There was laughter, toe tapping and joyful singing as soon as Washington Performing Arts Society’ (WPAS) visiting musician Bruce Hutton began to play his harmonica. He stopped playing just long enough to teach us the chorus of “Going Across the Mountain,” one of the many old time American folk songs he performs for us today.
Founded in 1989 by the WPAS Women’s Committee, Enriching Experiences brings local professional performing artists into nursing homes and senior centers throughout the community reaching thousands of senior citizens annually, many of whom are unable to attend main stage presentations.
A table covered in beautiful quilts and laden with more than two dozen instruments — from mouth bows, glass jugs and wash boards to ukulele, steel guitars, and even banjos made from unusual materials like giant gourds and groundhog skin — stretches out behind him. “I’m going to play them all,” he says “but I started with the harmonica because the common man could not afford a Piano but he could afford a harmonica, which he can put in his pocket and take wherever he goes,” shares Bruce. “Try putting a piano in your pocket,” he jokes. Laughter ensues.
Next up, Bruce demonstrates the mouth bow, a counterpart to a simple hunting bow — little more than a springy bough with a length of twine, leather, or gut strung between the two ends.
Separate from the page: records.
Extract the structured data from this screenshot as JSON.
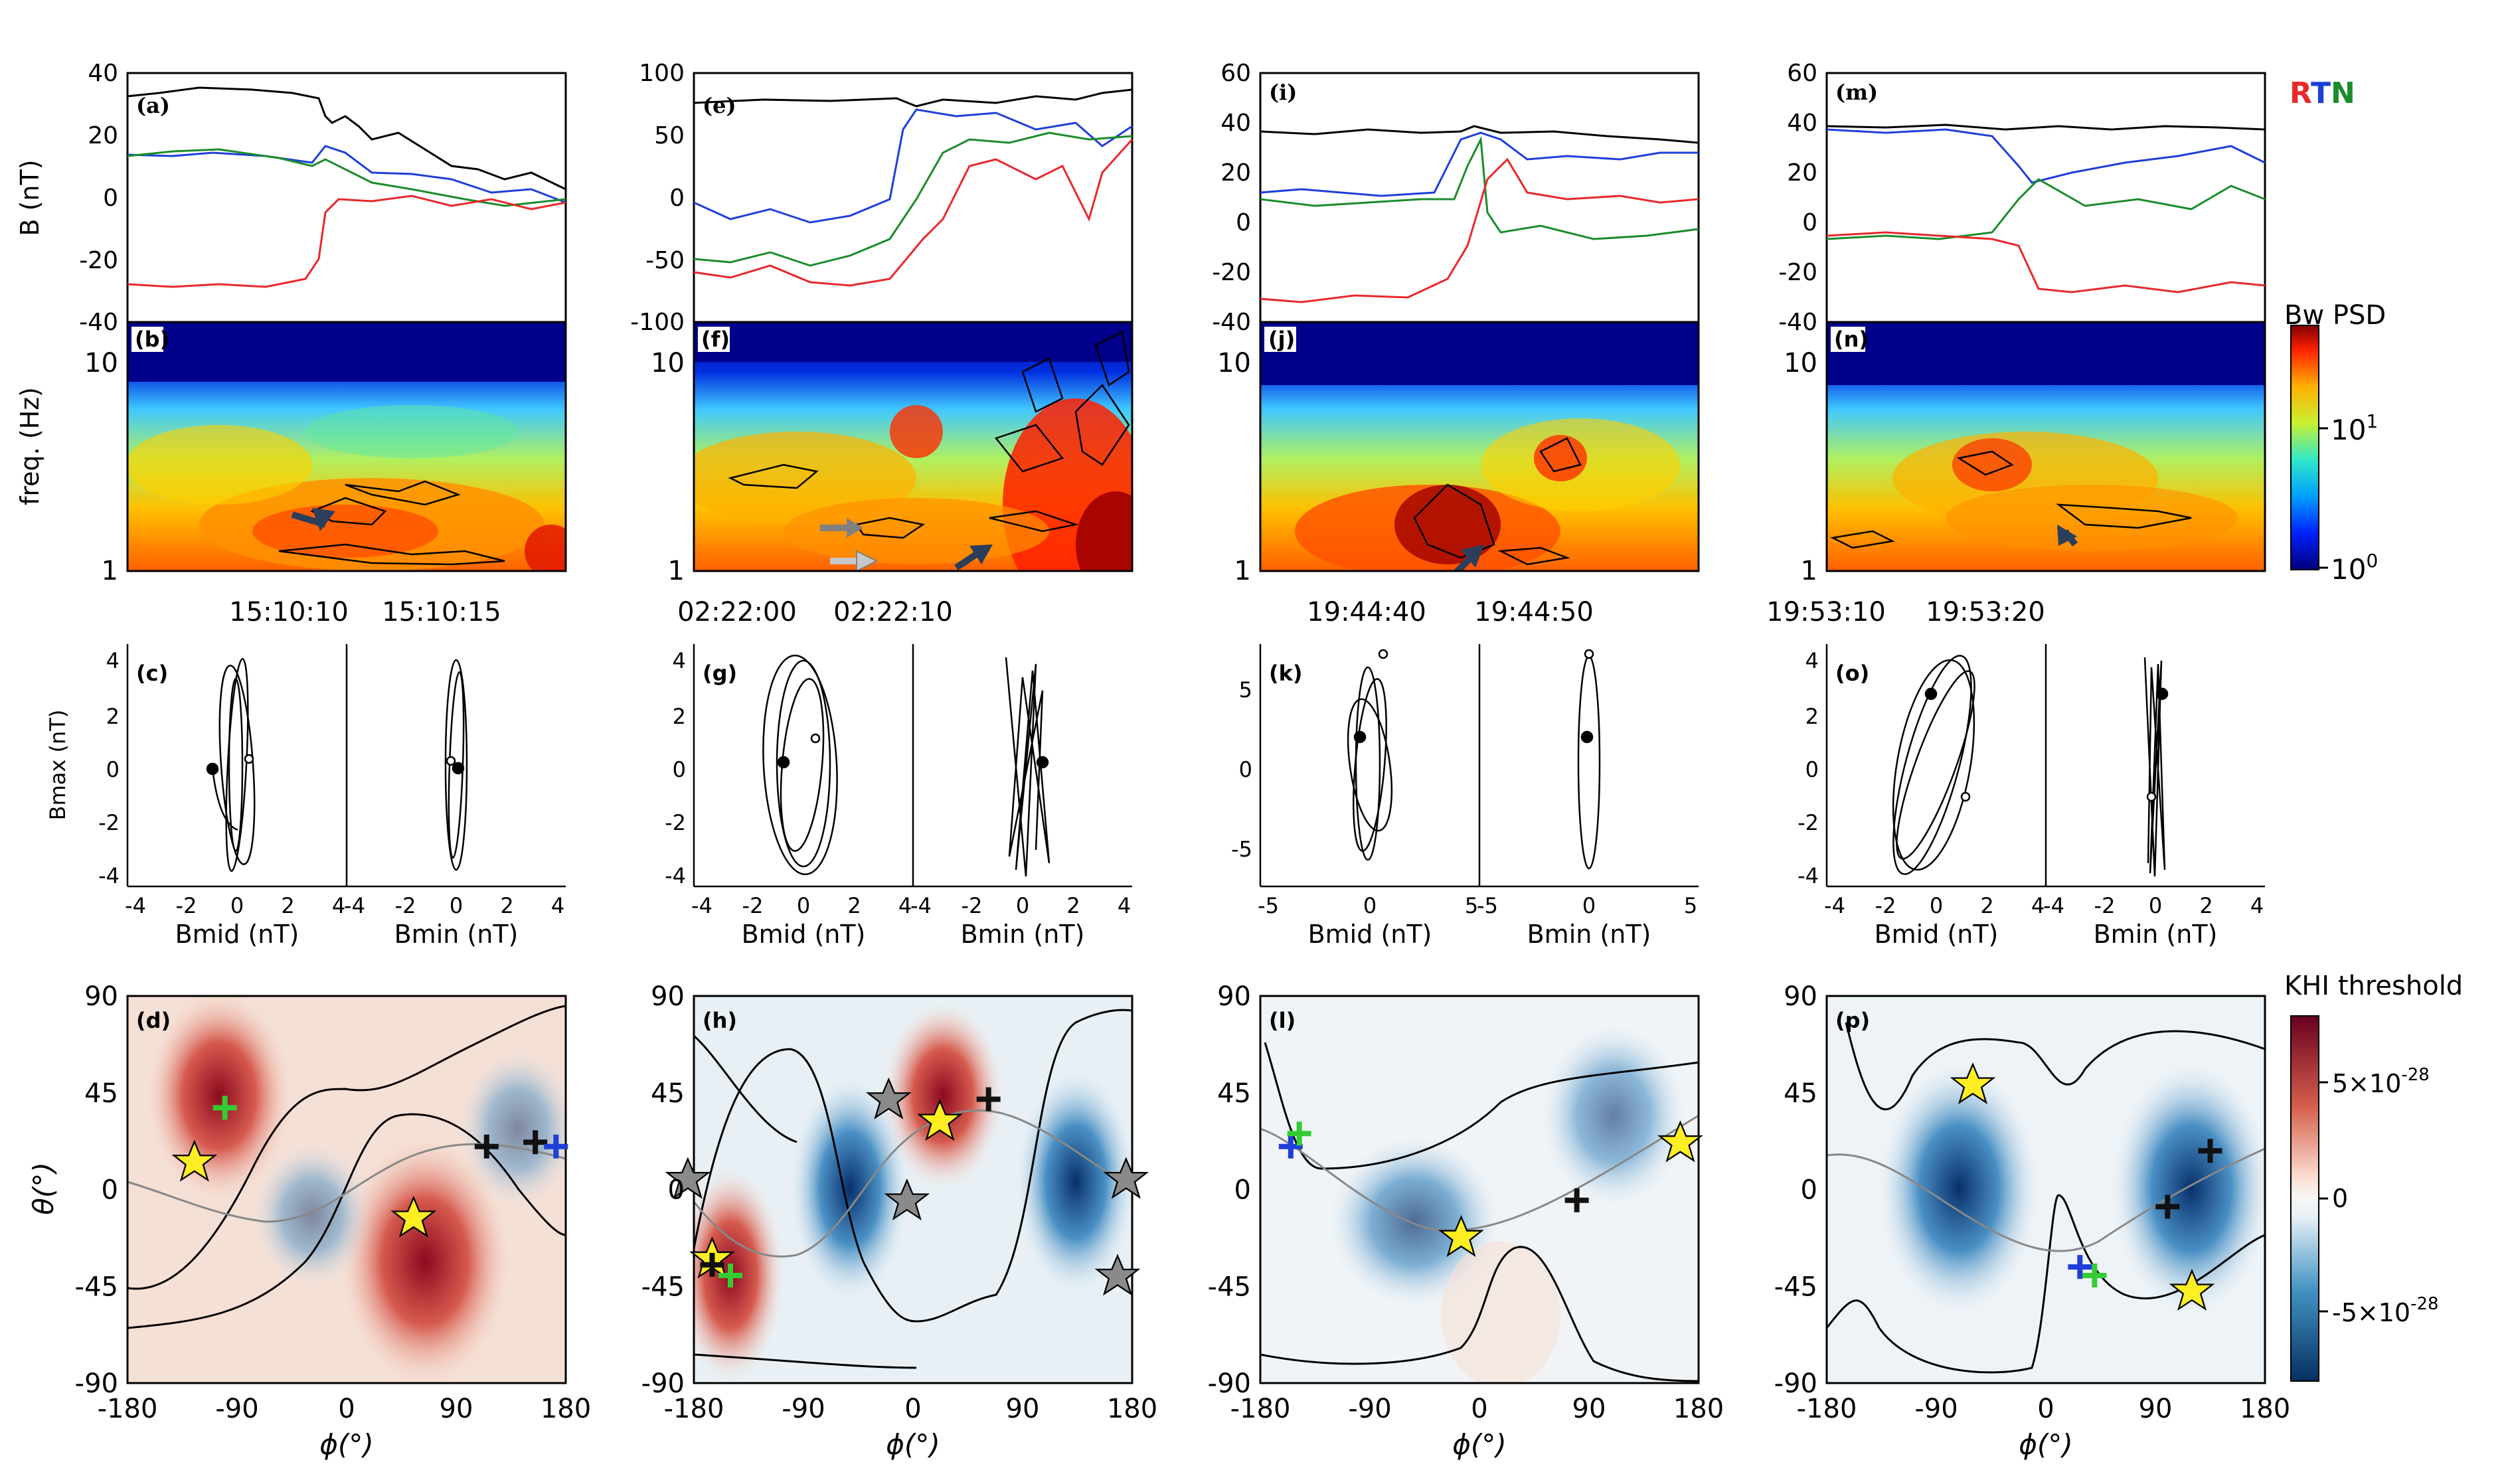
{
  "figure": {
    "rtn_legend": {
      "r": "R",
      "t": "T",
      "n": "N",
      "colors": {
        "r": "#e8282a",
        "t": "#1f3fd9",
        "n": "#1a8c2a"
      }
    },
    "psd_colorbar": {
      "title": "Bw PSD",
      "ticks": [
        "10",
        "10"
      ],
      "exponents": [
        "1",
        "0"
      ]
    },
    "khi_colorbar": {
      "title": "KHI threshold",
      "ticks": [
        "5×10",
        "0",
        "-5×10"
      ],
      "exponents": [
        "-28",
        "-28"
      ]
    }
  },
  "chart_data": [
    {
      "type": "line",
      "panel": "a",
      "ylabel": "B (nT)",
      "ylim": [
        -40,
        40
      ],
      "yticks": [
        "40",
        "20",
        "0",
        "-20",
        "-40"
      ],
      "series": [
        "R",
        "T",
        "N",
        "|B|"
      ]
    },
    {
      "type": "line",
      "panel": "e",
      "ylim": [
        -100,
        100
      ],
      "yticks": [
        "100",
        "50",
        "0",
        "-50",
        "-100"
      ],
      "series": [
        "R",
        "T",
        "N",
        "|B|"
      ]
    },
    {
      "type": "line",
      "panel": "i",
      "ylim": [
        -40,
        60
      ],
      "yticks": [
        "60",
        "40",
        "20",
        "0",
        "-20",
        "-40"
      ],
      "series": [
        "R",
        "T",
        "N",
        "|B|"
      ]
    },
    {
      "type": "line",
      "panel": "m",
      "ylim": [
        -40,
        60
      ],
      "yticks": [
        "60",
        "40",
        "20",
        "0",
        "-20",
        "-40"
      ],
      "series": [
        "R",
        "T",
        "N",
        "|B|"
      ]
    },
    {
      "type": "heatmap",
      "panel": "b",
      "ylabel": "freq. (Hz)",
      "yticks": [
        "10",
        "1"
      ],
      "xticks": [
        "15:10:10",
        "15:10:15"
      ]
    },
    {
      "type": "heatmap",
      "panel": "f",
      "yticks": [
        "10",
        "1"
      ],
      "xticks": [
        "02:22:00",
        "02:22:10"
      ]
    },
    {
      "type": "heatmap",
      "panel": "j",
      "yticks": [
        "10",
        "1"
      ],
      "xticks": [
        "19:44:40",
        "19:44:50"
      ]
    },
    {
      "type": "heatmap",
      "panel": "n",
      "yticks": [
        "10",
        "1"
      ],
      "xticks": [
        "19:53:10",
        "19:53:20"
      ]
    },
    {
      "type": "scatter",
      "panel": "c",
      "ylabel": "Bmax (nT)",
      "xlabels": [
        "Bmid (nT)",
        "Bmin (nT)"
      ],
      "yticks": [
        "4",
        "2",
        "0",
        "-2",
        "-4"
      ],
      "xticks": [
        "-4",
        "-2",
        "0",
        "2",
        "4"
      ]
    },
    {
      "type": "scatter",
      "panel": "g",
      "xlabels": [
        "Bmid (nT)",
        "Bmin (nT)"
      ],
      "yticks": [
        "4",
        "2",
        "0",
        "-2",
        "-4"
      ],
      "xticks": [
        "-4",
        "-2",
        "0",
        "2",
        "4"
      ]
    },
    {
      "type": "scatter",
      "panel": "k",
      "xlabels": [
        "Bmid (nT)",
        "Bmin (nT)"
      ],
      "yticks": [
        "5",
        "0",
        "-5"
      ],
      "xticks": [
        "-5",
        "0",
        "5"
      ]
    },
    {
      "type": "scatter",
      "panel": "o",
      "xlabels": [
        "Bmid (nT)",
        "Bmin (nT)"
      ],
      "yticks": [
        "4",
        "2",
        "0",
        "-2",
        "-4"
      ],
      "xticks": [
        "-4",
        "-2",
        "0",
        "2",
        "4"
      ]
    },
    {
      "type": "heatmap",
      "panel": "d",
      "ylabel": "θ(°)",
      "xlabel": "ϕ(°)",
      "xlim": [
        -180,
        180
      ],
      "ylim": [
        -90,
        90
      ],
      "xticks": [
        "-180",
        "-90",
        "0",
        "90",
        "180"
      ],
      "yticks": [
        "90",
        "45",
        "0",
        "-45",
        "-90"
      ],
      "stars": [
        [
          -125,
          13
        ],
        [
          55,
          -13
        ]
      ],
      "plus_black": [
        [
          115,
          20
        ],
        [
          155,
          22
        ]
      ],
      "plus_blue": [
        [
          172,
          20
        ]
      ],
      "plus_green": [
        [
          -100,
          38
        ]
      ]
    },
    {
      "type": "heatmap",
      "panel": "h",
      "xlabel": "ϕ(°)",
      "xlim": [
        -180,
        180
      ],
      "ylim": [
        -90,
        90
      ],
      "xticks": [
        "-180",
        "-90",
        "0",
        "90",
        "180"
      ],
      "yticks": [
        "90",
        "45",
        "0",
        "-45",
        "-90"
      ],
      "stars": [
        [
          -165,
          -32
        ],
        [
          22,
          32
        ]
      ],
      "stars_gray": [
        [
          -20,
          42
        ],
        [
          -5,
          -5
        ],
        [
          175,
          5
        ],
        [
          -185,
          5
        ],
        [
          168,
          -40
        ]
      ],
      "plus_black": [
        [
          62,
          42
        ],
        [
          -165,
          -35
        ]
      ],
      "plus_green": [
        [
          -150,
          -40
        ]
      ]
    },
    {
      "type": "heatmap",
      "panel": "l",
      "xlabel": "ϕ(°)",
      "xlim": [
        -180,
        180
      ],
      "ylim": [
        -90,
        90
      ],
      "xticks": [
        "-180",
        "-90",
        "0",
        "90",
        "180"
      ],
      "yticks": [
        "90",
        "45",
        "0",
        "-45",
        "-90"
      ],
      "stars": [
        [
          -15,
          -22
        ],
        [
          165,
          22
        ]
      ],
      "plus_black": [
        [
          80,
          -5
        ]
      ],
      "plus_blue": [
        [
          -155,
          20
        ]
      ],
      "plus_green": [
        [
          -148,
          26
        ]
      ]
    },
    {
      "type": "heatmap",
      "panel": "p",
      "xlabel": "ϕ(°)",
      "xlim": [
        -180,
        180
      ],
      "ylim": [
        -90,
        90
      ],
      "xticks": [
        "-180",
        "-90",
        "0",
        "90",
        "180"
      ],
      "yticks": [
        "90",
        "45",
        "0",
        "-45",
        "-90"
      ],
      "stars": [
        [
          -60,
          49
        ],
        [
          120,
          -47
        ]
      ],
      "plus_black": [
        [
          100,
          -8
        ],
        [
          135,
          18
        ]
      ],
      "plus_blue": [
        [
          28,
          -36
        ]
      ],
      "plus_green": [
        [
          40,
          -40
        ]
      ]
    }
  ]
}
I am still not sure how Bruce plays it, but its music causes Ada’s face to light-up and sporting a big grin she keeps saying, “Wow, that’s pretty good!” He plays “Oh Groundhog” an old “Blue Ridge favorite” – and an apparent favorite of Joe’s too as he can’t stop smiling or singing…
I dug down, but I didn’t dig deep,
There laid a whistle-pig fast asleep.
Now the meat’s in the cupboard and the butter’s on the shelf,
If that ain’t groundhog I’ll be derned.
Well you eat the meat and save the hide,
Make the best shoestring ever was tied.
We are surprised to learn that you can make more than shoestrings from hide, as Bruce’s next instrument turns out to be a banjo made from the hide of a groundhog. “These banjos run small,” he explains, “because the hides of a groundhog are all the same size – small. And yes, people do eat groundhogs.” He plays his groundhog banjo and sings another catchy tune from the Blue Ridge entitled, “I wish I Was A Mole In The Ground,” which apparently can go on forever as it has as many verses as you care to makeup.
I wish I was a mole in the ground
Yes, I wish I was a mole in the ground
If I’s a mole in the ground I’d root that mountain down
And I wish I was a mole in the ground
Oh, I wish I was a lizard in the spring
Yes, I wish I was a lizard in the spring
If I’s a lizard in the spring I’d hear my darlin’ sing
And I wish I was a lizard in the spring
Next up was the Jack Dancer or limberjack, a wooden jig doll on the end of a stick whose feet act like a drum, tap dancing. “This is one of the first toys designed to perform both as a toy and as a percussion instrument,” explains Bruce as he demonstrates. “Oh isn’t that what a kid would love to have?” exclaims Ada. When Bruce asks for a volunteer, Richard steps up to try it. He gets a quick lesson on how to hold the limberjack with its feet just resting on the end of a springboard, to rap his knuckles on the board to make it vibrate, which sets the loose-limbed doll to a percussive dance. The other Residents in attendance are entranced. In just a few minutes of practice, Richard has learned to play and he accompanies Bruce’s banjo playing and our singing of one of the United States’ most famous folk songs “This Land Is Your Land,” written by Woody Guthrie in the 1940s. Everyone knows the words.
Thirty minutes later, Bruce is still going strong and my work is calling so I must leave. Later, Residents let me know that Bruce continued playing until he’d demonstrated each instrument — everything from a lap dulcimer, autoharp, dulcimer and steel guitar to a ukulele that belonged to his mother in the 1920s. The rest of the performance was “brilliant,” full of stories, jokes and sing-a-longs. What a talented person, American Folk Artist and multi-instrumentalist! A big thank you to Bruce and to the WPAS Women’s Committee from our “little family” of Residents, Little Sisters and employees for this enriching and joyful musical experience.